|- Why?! Why ever?! Why are you like that?
- Like what?
- Well, you know… Not quite like everyone else…
The question apparently related to the fact that Alexander Lokshin, a student of the Moscow Conservatoire Composition Department, with his talent and knowledge simply did not fit into the bed of Procrustes meant for an average student. It was impossible to reconcile him with the stereotype of man as a cog, which was cultivated in the society (at that time it was done deliberately)…
It was in 1938. Lokshin was about to be expelled from Komsomol . By a coincidence a session of the Conservatoire Komsomol Committee, and the elections of Komsomol coordinator for our Department in one of the classrooms, were held at the same time. The Committee was waiting for Lokshin to expel him, but he could only leave after the elections were over. A happy thought crossed my mind: what if I named him as a candidate for the Komsomol coordinator's position? Our department was small, but it was "inhabited" by wonderful, talented musicians. To name but a few: Kara Karayev, Jevdet Gajiev, Stepan Terteryan, Andrei Sevastyanov. My proposal received unanimous support. Lokshin indeed won the vote. The expulsion was cancelled…
Shortly afterwards came a new blow - an article in Pravda: "An outrageous event took place in the Moscow Conservatoire. Student Lokshin presented as his degree work a vocal symphony based on the verses by Baudelaire".
Baudelaire had already been denounced by a certain magazine as a "bourgeois renegade and decadent". At the Conservatoire the article was taken as a guide to action. Lokshin was denied the diploma in spite of the triumphant success of his symphony, performed at the final examination, in spite of the efforts of his professor N.Myaskovsky and other musicians. Deeply shocked by what had happened, Lokshin fell sick. He went to Novosibirsk, where his parents lived, and worked there as accompanist at a club.
Subsequently, however, Lokshin received the Conservatoire diploma. He was passed with another composition as his degree work.
It was not only abuse and "conspiracy of silence" that Lokshin encountered on his way. He met people of greater calibre, and the first to be named among them is the most talented musical scientist, a man of phenomenal erudition Ivan Sollertinsky. The intellectual power and strong will of this man had a decisive influence on the development of Alexander Lokshin's creative personality. Among the people who instantly believed in Lokshin and subsequently promoted his music also were M.Yudina, A.Jansons, R.Barshai.
The work of this composer is an exceptionally original occurrence. His compositions win one's heart first and foremost with their harmoniousness and absolute musicality. Everything that has a perfunctory air about it is alien to Lokshin. It is impossible to find any likeness to the traditional harmonic texture in his scores. His orchestra is an organic combination of instruments and their groups, in their inimitable interaction resembling a mysterious, complex biological structure. The musical form, completely devoid of any schematization, is also very original.
There would be no exaggeration in saying that Lokshin's symphonism is founded upon a new original musical and dramatic principle. He wrote eleven symphonies, and none of them represents the conventional quadruple sequence. Only the Fourth one is a purely instrumental composition. In all other symphonies either soloists - singers, or chorus, and sometimes both chorus and soloists are involved. Orchestra is either big, with its full complement, or chamber; besides, the complement of chamber orchestra chosen for a certain symphony, is never reproduced in the others.

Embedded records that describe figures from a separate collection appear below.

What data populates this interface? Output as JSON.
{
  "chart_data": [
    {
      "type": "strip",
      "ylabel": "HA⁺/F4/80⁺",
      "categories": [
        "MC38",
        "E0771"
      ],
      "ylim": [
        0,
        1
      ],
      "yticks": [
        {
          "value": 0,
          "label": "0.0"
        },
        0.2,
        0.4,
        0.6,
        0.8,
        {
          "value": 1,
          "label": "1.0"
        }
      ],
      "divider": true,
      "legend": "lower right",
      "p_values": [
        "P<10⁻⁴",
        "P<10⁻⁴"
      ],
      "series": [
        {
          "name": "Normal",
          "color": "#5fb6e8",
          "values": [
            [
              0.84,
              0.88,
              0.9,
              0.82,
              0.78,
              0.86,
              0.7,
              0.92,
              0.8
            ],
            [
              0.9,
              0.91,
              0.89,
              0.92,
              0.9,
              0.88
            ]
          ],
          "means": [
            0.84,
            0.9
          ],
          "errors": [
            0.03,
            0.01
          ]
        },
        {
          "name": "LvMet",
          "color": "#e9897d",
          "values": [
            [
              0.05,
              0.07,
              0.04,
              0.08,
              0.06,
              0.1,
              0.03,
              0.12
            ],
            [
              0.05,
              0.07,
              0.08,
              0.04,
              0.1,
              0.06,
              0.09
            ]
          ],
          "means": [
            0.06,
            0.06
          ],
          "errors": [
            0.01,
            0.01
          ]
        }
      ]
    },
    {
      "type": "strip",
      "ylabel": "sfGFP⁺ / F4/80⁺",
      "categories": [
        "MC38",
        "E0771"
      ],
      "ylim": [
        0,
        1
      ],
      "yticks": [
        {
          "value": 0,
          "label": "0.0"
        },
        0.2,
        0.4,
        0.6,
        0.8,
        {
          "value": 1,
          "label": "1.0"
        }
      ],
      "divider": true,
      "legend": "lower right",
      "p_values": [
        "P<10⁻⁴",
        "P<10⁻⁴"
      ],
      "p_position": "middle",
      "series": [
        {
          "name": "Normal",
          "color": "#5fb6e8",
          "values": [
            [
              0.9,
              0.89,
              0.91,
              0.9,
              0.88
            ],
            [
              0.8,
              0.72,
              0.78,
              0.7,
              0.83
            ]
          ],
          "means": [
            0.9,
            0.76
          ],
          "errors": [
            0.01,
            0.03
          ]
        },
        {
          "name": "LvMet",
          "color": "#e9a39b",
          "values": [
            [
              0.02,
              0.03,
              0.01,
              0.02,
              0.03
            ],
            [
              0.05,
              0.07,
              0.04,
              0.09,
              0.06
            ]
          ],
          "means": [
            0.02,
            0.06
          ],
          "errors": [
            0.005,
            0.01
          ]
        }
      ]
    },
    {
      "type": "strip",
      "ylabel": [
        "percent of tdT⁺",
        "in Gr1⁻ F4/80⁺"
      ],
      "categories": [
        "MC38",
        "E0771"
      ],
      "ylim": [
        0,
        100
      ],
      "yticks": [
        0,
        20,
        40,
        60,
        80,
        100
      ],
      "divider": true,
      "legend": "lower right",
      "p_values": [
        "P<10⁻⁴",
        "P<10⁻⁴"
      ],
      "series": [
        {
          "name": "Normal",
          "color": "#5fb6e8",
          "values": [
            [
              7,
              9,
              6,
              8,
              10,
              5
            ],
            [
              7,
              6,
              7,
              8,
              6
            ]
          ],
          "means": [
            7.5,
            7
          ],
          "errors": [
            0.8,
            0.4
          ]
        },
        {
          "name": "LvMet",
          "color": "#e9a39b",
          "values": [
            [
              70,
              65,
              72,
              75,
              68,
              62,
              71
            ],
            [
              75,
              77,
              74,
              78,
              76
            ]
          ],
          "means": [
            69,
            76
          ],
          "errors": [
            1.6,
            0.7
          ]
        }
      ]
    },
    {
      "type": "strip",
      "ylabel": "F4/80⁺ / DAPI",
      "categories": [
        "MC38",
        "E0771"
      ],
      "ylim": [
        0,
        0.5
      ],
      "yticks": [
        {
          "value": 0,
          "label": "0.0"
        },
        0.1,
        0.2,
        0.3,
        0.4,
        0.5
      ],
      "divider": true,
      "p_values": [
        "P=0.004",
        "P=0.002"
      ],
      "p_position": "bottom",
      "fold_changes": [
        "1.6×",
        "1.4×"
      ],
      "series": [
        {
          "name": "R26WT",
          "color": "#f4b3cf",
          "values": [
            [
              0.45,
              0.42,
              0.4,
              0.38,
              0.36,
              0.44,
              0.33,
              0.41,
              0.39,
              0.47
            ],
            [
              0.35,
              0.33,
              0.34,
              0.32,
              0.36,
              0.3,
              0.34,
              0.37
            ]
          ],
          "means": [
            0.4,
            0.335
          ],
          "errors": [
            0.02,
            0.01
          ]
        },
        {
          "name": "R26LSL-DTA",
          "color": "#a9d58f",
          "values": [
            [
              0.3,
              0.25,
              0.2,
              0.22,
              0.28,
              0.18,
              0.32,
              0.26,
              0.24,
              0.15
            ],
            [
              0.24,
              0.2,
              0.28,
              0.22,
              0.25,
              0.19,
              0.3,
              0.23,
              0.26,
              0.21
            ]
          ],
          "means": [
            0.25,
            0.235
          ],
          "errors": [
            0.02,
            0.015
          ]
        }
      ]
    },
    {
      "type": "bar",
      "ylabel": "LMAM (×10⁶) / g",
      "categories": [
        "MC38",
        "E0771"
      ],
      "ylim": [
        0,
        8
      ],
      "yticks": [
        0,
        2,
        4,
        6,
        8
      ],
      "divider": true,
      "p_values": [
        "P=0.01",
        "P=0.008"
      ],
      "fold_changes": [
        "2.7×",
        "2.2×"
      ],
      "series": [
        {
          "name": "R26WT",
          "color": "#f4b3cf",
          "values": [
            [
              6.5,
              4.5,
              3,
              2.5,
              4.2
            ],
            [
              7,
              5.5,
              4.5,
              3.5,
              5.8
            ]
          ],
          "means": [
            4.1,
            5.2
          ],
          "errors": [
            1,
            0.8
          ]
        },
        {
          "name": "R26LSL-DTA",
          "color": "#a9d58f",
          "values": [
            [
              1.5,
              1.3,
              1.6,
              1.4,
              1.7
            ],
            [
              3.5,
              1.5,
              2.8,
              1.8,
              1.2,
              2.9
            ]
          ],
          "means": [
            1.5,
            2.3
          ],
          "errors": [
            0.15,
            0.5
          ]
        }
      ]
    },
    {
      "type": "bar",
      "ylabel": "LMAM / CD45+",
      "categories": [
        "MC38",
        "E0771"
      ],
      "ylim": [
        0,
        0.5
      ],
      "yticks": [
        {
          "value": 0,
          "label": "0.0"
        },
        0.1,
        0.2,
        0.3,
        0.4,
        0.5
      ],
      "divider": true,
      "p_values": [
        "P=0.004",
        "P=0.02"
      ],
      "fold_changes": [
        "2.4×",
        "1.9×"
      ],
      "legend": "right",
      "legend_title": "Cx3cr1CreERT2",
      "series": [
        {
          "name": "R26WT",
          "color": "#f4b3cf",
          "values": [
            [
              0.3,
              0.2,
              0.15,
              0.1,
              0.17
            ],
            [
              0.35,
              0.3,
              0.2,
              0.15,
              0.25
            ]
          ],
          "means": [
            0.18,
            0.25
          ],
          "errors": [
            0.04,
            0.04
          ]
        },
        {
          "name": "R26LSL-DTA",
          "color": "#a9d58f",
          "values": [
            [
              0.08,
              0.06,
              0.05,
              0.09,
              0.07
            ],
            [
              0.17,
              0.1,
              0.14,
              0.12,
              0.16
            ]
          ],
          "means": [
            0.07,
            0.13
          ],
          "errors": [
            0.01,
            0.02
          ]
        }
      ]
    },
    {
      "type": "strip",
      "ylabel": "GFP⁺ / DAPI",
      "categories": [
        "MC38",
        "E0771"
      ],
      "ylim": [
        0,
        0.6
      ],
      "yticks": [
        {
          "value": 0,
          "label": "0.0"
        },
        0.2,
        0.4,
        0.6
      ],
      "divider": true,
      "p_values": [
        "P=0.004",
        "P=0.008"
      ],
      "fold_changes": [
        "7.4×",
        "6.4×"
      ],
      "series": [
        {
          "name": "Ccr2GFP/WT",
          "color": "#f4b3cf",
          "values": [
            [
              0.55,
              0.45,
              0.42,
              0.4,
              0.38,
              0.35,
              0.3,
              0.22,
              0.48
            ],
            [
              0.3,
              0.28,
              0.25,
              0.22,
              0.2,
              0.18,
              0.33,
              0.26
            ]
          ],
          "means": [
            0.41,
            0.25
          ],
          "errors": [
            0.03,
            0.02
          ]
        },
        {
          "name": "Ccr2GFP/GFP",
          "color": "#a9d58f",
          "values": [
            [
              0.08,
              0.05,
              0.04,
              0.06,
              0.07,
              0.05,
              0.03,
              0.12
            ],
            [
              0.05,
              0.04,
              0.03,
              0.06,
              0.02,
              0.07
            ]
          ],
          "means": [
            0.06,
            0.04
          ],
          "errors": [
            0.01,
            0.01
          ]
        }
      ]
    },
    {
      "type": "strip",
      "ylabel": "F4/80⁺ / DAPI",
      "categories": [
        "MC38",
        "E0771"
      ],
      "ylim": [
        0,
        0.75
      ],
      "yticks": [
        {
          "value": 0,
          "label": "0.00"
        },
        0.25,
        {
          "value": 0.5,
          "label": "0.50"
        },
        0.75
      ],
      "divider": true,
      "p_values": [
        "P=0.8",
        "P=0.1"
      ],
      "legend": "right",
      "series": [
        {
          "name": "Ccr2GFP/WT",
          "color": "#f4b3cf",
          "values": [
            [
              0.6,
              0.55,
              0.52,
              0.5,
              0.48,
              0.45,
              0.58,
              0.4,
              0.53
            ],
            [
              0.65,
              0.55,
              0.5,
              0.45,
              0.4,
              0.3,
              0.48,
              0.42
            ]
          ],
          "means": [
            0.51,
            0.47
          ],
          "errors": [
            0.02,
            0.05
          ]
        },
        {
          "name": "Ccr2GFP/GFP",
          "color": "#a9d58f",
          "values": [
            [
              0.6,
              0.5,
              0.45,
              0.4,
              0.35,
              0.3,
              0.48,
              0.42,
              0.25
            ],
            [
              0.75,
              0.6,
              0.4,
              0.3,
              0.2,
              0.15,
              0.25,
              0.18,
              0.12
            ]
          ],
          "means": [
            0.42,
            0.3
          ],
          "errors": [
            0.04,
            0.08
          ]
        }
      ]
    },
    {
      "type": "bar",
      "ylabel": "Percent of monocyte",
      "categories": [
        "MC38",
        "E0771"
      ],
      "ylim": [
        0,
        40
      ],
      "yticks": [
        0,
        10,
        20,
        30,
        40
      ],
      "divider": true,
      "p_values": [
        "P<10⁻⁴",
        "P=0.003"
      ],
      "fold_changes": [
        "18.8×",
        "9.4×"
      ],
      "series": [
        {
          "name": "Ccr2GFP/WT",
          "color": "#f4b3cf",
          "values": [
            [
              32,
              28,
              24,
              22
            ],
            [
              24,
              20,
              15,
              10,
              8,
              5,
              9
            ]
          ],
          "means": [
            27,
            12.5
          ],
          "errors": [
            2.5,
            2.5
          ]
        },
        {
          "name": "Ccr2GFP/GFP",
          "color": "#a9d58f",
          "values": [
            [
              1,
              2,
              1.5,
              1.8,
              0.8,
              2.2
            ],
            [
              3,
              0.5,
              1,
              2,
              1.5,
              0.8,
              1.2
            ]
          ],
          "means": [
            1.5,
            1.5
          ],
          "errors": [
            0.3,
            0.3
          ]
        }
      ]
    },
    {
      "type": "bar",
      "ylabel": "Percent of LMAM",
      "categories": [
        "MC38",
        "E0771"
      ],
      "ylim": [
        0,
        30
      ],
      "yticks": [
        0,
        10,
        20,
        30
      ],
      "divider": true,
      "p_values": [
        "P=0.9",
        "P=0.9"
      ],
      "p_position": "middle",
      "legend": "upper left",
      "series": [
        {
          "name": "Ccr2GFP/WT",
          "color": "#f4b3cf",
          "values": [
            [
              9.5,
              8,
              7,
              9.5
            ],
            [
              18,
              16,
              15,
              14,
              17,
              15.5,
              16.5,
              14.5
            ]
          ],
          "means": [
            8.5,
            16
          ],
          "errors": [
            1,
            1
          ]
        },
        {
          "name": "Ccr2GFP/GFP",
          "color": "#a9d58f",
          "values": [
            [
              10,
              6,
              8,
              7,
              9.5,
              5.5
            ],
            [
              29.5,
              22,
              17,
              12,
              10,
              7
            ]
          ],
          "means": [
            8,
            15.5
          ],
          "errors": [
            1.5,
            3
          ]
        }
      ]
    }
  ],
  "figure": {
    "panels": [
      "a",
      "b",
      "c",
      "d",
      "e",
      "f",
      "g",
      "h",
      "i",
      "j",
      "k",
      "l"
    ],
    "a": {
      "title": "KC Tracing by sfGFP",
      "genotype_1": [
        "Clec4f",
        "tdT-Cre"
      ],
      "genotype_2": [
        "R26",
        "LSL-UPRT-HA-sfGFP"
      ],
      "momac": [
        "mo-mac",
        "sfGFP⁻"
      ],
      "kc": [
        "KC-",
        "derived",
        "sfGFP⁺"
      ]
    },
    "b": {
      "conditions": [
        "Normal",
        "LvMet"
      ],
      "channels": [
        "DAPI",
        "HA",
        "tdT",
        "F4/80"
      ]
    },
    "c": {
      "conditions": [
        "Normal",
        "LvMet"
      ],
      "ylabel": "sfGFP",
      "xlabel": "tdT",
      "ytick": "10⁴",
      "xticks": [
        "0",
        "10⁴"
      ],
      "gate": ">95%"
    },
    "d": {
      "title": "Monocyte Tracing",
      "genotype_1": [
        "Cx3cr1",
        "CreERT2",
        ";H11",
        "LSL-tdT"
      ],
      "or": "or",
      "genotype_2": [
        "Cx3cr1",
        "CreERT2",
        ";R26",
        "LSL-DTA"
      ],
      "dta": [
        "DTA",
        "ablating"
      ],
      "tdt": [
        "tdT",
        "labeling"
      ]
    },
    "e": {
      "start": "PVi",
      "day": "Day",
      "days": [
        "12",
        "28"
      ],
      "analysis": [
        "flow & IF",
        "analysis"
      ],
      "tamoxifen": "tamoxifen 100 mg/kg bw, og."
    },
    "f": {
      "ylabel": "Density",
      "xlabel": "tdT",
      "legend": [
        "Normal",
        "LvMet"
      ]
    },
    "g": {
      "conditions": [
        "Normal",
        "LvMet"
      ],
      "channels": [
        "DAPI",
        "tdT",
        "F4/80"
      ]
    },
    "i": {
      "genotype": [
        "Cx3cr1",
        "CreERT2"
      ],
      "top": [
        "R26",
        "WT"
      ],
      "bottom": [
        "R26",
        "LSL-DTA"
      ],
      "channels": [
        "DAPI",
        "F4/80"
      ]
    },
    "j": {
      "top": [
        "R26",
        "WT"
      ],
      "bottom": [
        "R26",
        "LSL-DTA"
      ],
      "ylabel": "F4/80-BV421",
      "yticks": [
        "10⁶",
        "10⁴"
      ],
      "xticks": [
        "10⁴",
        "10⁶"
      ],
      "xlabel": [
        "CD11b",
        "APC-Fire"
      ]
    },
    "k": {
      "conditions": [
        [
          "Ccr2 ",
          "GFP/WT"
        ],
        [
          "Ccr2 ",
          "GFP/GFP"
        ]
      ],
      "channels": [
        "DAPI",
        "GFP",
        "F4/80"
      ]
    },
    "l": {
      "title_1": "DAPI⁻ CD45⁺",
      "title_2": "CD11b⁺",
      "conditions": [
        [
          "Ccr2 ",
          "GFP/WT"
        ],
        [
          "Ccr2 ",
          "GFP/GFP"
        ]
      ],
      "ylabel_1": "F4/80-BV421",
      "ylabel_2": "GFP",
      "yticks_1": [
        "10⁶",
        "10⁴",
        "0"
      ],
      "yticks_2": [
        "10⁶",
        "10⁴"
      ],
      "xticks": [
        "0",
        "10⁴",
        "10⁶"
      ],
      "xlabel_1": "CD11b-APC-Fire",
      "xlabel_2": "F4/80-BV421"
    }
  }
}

Lokshin had a very good knowledge of literature, he was very alive to the expressive power of word. Applying the poetry of different countries and epochs to his work, he wanted it to be in coherence with his own deep and disquieting thoughts about life and the fate of people, about man with his unique individuality.

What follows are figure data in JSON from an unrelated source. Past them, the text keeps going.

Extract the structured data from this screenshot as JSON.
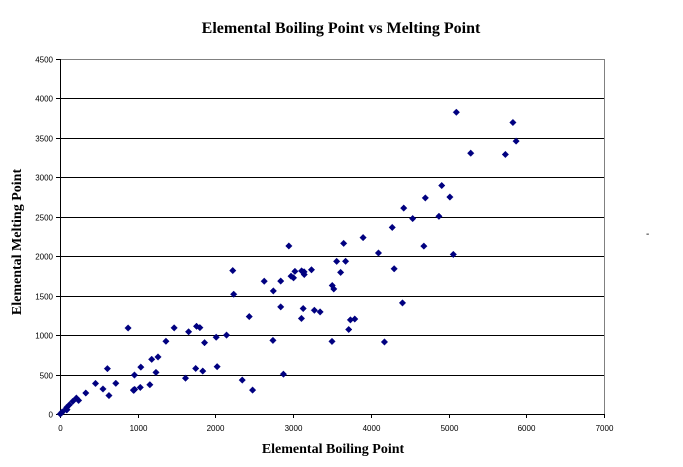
{
  "chart_data": {
    "type": "scatter",
    "title": "Elemental Boiling Point vs Melting Point",
    "xlabel": "Elemental Boiling Point",
    "ylabel": "Elemental Melting Point",
    "xlim": [
      0,
      7000
    ],
    "ylim": [
      0,
      4500
    ],
    "xticks": [
      0,
      1000,
      2000,
      3000,
      4000,
      5000,
      6000,
      7000
    ],
    "yticks": [
      0,
      500,
      1000,
      1500,
      2000,
      2500,
      3000,
      3500,
      4000,
      4500
    ],
    "grid": "horizontal",
    "legend": "none",
    "marker": "diamond",
    "marker_color": "#000080",
    "side_mark": "-",
    "points": [
      [
        20,
        14
      ],
      [
        4,
        1
      ],
      [
        1615,
        454
      ],
      [
        2745,
        1560
      ],
      [
        4275,
        2365
      ],
      [
        5100,
        3825
      ],
      [
        77,
        63
      ],
      [
        90,
        55
      ],
      [
        85,
        53
      ],
      [
        27,
        25
      ],
      [
        1156,
        371
      ],
      [
        1363,
        922
      ],
      [
        2740,
        933
      ],
      [
        2628,
        1683
      ],
      [
        553,
        317
      ],
      [
        718,
        389
      ],
      [
        239,
        172
      ],
      [
        87,
        84
      ],
      [
        1033,
        337
      ],
      [
        1757,
        1112
      ],
      [
        3109,
        1814
      ],
      [
        3560,
        1935
      ],
      [
        3650,
        2163
      ],
      [
        2945,
        2130
      ],
      [
        2235,
        1518
      ],
      [
        3023,
        1808
      ],
      [
        3143,
        1768
      ],
      [
        3005,
        1726
      ],
      [
        2840,
        1358
      ],
      [
        1180,
        693
      ],
      [
        2478,
        303
      ],
      [
        3107,
        1211
      ],
      [
        876,
        1090
      ],
      [
        958,
        494
      ],
      [
        332,
        266
      ],
      [
        120,
        116
      ],
      [
        961,
        312
      ],
      [
        1655,
        1042
      ],
      [
        3611,
        1795
      ],
      [
        4682,
        2128
      ],
      [
        5017,
        2750
      ],
      [
        4912,
        2896
      ],
      [
        4538,
        2477
      ],
      [
        4423,
        2610
      ],
      [
        3900,
        2236
      ],
      [
        3236,
        1828
      ],
      [
        2435,
        1235
      ],
      [
        1040,
        594
      ],
      [
        2345,
        430
      ],
      [
        2875,
        505
      ],
      [
        1860,
        904
      ],
      [
        1261,
        723
      ],
      [
        457,
        387
      ],
      [
        165,
        161
      ],
      [
        944,
        302
      ],
      [
        2143,
        1000
      ],
      [
        3737,
        1193
      ],
      [
        3715,
        1071
      ],
      [
        3793,
        1204
      ],
      [
        3347,
        1294
      ],
      [
        3273,
        1315
      ],
      [
        1800,
        1095
      ],
      [
        3523,
        1585
      ],
      [
        3503,
        1629
      ],
      [
        2840,
        1685
      ],
      [
        2973,
        1747
      ],
      [
        3141,
        1802
      ],
      [
        2223,
        1818
      ],
      [
        1469,
        1092
      ],
      [
        3675,
        1936
      ],
      [
        4876,
        2506
      ],
      [
        5731,
        3290
      ],
      [
        5828,
        3695
      ],
      [
        5869,
        3459
      ],
      [
        5285,
        3306
      ],
      [
        4701,
        2739
      ],
      [
        4098,
        2041
      ],
      [
        3129,
        1337
      ],
      [
        630,
        234
      ],
      [
        1746,
        577
      ],
      [
        2022,
        600
      ],
      [
        1837,
        544
      ],
      [
        1235,
        527
      ],
      [
        610,
        575
      ],
      [
        211,
        202
      ],
      [
        950,
        300
      ],
      [
        2010,
        973
      ],
      [
        3500,
        920
      ],
      [
        5061,
        2023
      ],
      [
        4300,
        1841
      ],
      [
        4407,
        1408
      ],
      [
        4175,
        913
      ]
    ]
  }
}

Word plays a very special role in Lokshin's stylistic method.
Most often some embryonic musical and verbal intonation is used as the building material for his composition, and the whole piece eventually develops from the variations this intonation goes through.
Many aspects of his vocal style are predetermined by stylistic features of the texts he used. Sometimes the text is almost recited, another time it requires a melodious cantilena. The following regularity can be observed in Lokshin's musical language: the music performed by human voice possesses inherent vocal qualities. The music that sounds in instrumental timbres is just as adequate to its orchestral nature.

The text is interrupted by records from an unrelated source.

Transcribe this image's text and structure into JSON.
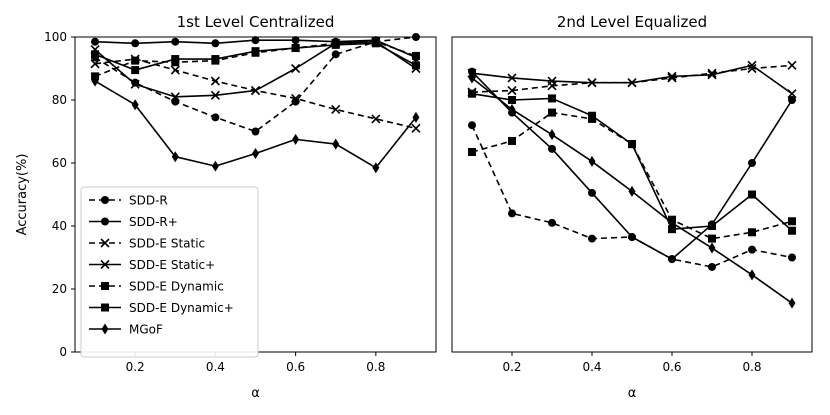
{
  "chart_data": [
    {
      "type": "line",
      "title": "1st Level Centralized",
      "xlabel": "α",
      "ylabel": "Accuracy(%)",
      "xlim": [
        0.05,
        0.95
      ],
      "ylim": [
        0,
        100
      ],
      "xticks": [
        "0.2",
        "0.4",
        "0.6",
        "0.8"
      ],
      "yticks": [
        "0",
        "20",
        "40",
        "60",
        "80",
        "100"
      ],
      "x": [
        0.1,
        0.2,
        0.3,
        0.4,
        0.5,
        0.6,
        0.7,
        0.8,
        0.9
      ],
      "series": [
        {
          "name": "SDD-R",
          "marker": "circle",
          "dashed": true,
          "values": [
            93.5,
            85.5,
            79.5,
            74.5,
            70,
            79.5,
            94.5,
            98.5,
            100
          ]
        },
        {
          "name": "SDD-R+",
          "marker": "circle",
          "dashed": false,
          "values": [
            98.5,
            98,
            98.5,
            98,
            99,
            99,
            98.5,
            99,
            93.5
          ]
        },
        {
          "name": "SDD-E Static",
          "marker": "x",
          "dashed": true,
          "values": [
            91.5,
            93,
            89.5,
            86,
            83,
            80.5,
            77,
            74,
            71
          ]
        },
        {
          "name": "SDD-E Static+",
          "marker": "x",
          "dashed": false,
          "values": [
            96,
            85,
            81,
            81.5,
            83,
            90,
            98,
            98.5,
            90
          ]
        },
        {
          "name": "SDD-E Dynamic",
          "marker": "square",
          "dashed": true,
          "values": [
            87.5,
            92.5,
            92,
            92.5,
            95,
            96.5,
            98,
            98.5,
            94
          ]
        },
        {
          "name": "SDD-E Dynamic+",
          "marker": "square",
          "dashed": false,
          "values": [
            94.5,
            89.5,
            93,
            93,
            95.5,
            96.5,
            97.5,
            98,
            91
          ]
        },
        {
          "name": "MGoF",
          "marker": "diamond",
          "dashed": false,
          "values": [
            86,
            78.5,
            62,
            59,
            63,
            67.5,
            66,
            58.5,
            74.5
          ]
        }
      ]
    },
    {
      "type": "line",
      "title": "2nd Level Equalized",
      "xlabel": "α",
      "xlim": [
        0.05,
        0.95
      ],
      "ylim": [
        0,
        100
      ],
      "xticks": [
        "0.2",
        "0.4",
        "0.6",
        "0.8"
      ],
      "x": [
        0.1,
        0.2,
        0.3,
        0.4,
        0.5,
        0.6,
        0.7,
        0.8,
        0.9
      ],
      "series": [
        {
          "name": "SDD-R",
          "marker": "circle",
          "dashed": true,
          "values": [
            72,
            44,
            41,
            36,
            36.5,
            29.5,
            27,
            32.5,
            30
          ]
        },
        {
          "name": "SDD-R+",
          "marker": "circle",
          "dashed": false,
          "values": [
            89,
            76,
            64.5,
            50.5,
            36.5,
            29.5,
            40.5,
            60,
            80
          ]
        },
        {
          "name": "SDD-E Static",
          "marker": "x",
          "dashed": true,
          "values": [
            82.5,
            83,
            84.5,
            85.5,
            85.5,
            87,
            88.5,
            90,
            91
          ]
        },
        {
          "name": "SDD-E Static+",
          "marker": "x",
          "dashed": false,
          "values": [
            88.5,
            87,
            86,
            85.5,
            85.5,
            87.5,
            88,
            91,
            82
          ]
        },
        {
          "name": "SDD-E Dynamic",
          "marker": "square",
          "dashed": true,
          "values": [
            63.5,
            67,
            76,
            74,
            66,
            42,
            36,
            38,
            41.5
          ]
        },
        {
          "name": "SDD-E Dynamic+",
          "marker": "square",
          "dashed": false,
          "values": [
            82,
            80,
            80.5,
            75,
            66,
            39,
            40,
            50,
            38.5
          ]
        },
        {
          "name": "MGoF",
          "marker": "diamond",
          "dashed": false,
          "values": [
            87,
            77,
            69,
            60.5,
            51,
            41,
            33,
            24.5,
            15.5
          ]
        }
      ]
    }
  ]
}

At present it's hard to evaluate the importance of the legacy of this remarkable composer. What makes the task difficult, is that the outlines of such evaluation will become more visible in relation to the influence Lokshin will exert on both musicians living now, and future generations of them. But this can be a matter of discussion only after his compositions are regularly performed and become a part of our actual musical life. However, for those acquainted with the scores of Lokshin's works, it's already clear, that it is not only the age when he lived and worked that his art, noble and tragic, belongs to.
His life was troubled. His health was seriously sapped. His life focused on his creative work, to which he devoted himself with persistence, with passion, ignoring the coldness, indifference, sometimes even unconcealed malevolence and slander. Lets do our best to make people know, understand, and love Lokshin's music. The beauty, brilliance, wonderful liberty and sophistication of his work ought to be revealed to all, who appreciate the art of music.